Minnesota Sen. Amy Klobuchar took a swipe at fellow Democratic 2020 presidential candidate Beto O'Rourke — saying she "wasn't born to run" for the White House.
“It was probably more when I got to college. When I was growing up, in high school, that's not what girls thought they were going to do,” the Democratic senator said during a Sunday interview on NBC News’ “Meet the Press.”
“My parents, I think, thought it was a possibility. But I really didn't. And so for me, it's something that’s happened over time, as I've realized I can do things,” Klobuchar reportedly said. “I can get elected to the secretary-treasurer of my high school class. I can move on from there. And so I think it's something that I didn't have from birth.”
Her reported comments appear to reference O'Rourke's statements about being "born" for a White House run in a glowing Vanity Fair profile that has drawn criticism.

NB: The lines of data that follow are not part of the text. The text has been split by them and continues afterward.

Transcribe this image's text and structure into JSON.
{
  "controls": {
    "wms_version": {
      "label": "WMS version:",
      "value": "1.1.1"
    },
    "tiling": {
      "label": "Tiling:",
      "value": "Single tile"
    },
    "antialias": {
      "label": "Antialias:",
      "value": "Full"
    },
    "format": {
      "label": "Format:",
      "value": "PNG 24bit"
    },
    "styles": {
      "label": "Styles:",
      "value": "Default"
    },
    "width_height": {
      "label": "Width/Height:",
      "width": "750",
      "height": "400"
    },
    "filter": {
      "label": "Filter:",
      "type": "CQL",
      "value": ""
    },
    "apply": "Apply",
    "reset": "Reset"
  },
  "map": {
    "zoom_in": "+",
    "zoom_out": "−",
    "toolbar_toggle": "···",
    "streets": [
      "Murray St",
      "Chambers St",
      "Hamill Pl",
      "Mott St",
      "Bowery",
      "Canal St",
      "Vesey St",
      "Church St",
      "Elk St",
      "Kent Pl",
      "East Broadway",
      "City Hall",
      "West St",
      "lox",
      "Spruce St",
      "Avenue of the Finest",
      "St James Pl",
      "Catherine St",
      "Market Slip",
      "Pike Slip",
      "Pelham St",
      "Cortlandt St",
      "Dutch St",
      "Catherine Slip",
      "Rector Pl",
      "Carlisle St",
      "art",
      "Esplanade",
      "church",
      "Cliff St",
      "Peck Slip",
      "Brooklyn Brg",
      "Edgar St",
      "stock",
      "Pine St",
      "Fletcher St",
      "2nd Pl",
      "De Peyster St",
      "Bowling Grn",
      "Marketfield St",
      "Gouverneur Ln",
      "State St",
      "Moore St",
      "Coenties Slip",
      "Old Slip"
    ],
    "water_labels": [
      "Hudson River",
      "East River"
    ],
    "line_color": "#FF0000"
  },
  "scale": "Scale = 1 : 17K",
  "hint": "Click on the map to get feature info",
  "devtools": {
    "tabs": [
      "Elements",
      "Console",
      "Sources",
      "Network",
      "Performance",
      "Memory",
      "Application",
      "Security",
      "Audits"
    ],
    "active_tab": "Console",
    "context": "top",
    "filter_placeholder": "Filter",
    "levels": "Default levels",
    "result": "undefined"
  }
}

"I want to be in it," O'Rourke said in the magazine's cover story. "Man, I'm just born to be in it, and want to do everything I humanly can for this country at this moment."
The Texan's comments to Vanity Fair, along with his decision to rule out a second Senate run last month, have been called emblematic of his white male privilege, amid a race with several viable female and African-American candidates, by critics within the Democratic Party.
“If a woman was presented with a similar choice: Do that less ambitious, but better-for-the-party thing, versus more ambitious but longer-shot thing, I don’t see people being super understanding when she takes the latter,” Jess McIntosh, a Democratic strategist and former Hillary Clinton aide, told The New York Times.
Klobuchar continued, saying, “But no, I wasn't born to run for office, just because growing up in the '70s, in the middle of the country, I don't think many people thought a girl could be president. I wasn't born to run. But I am running.”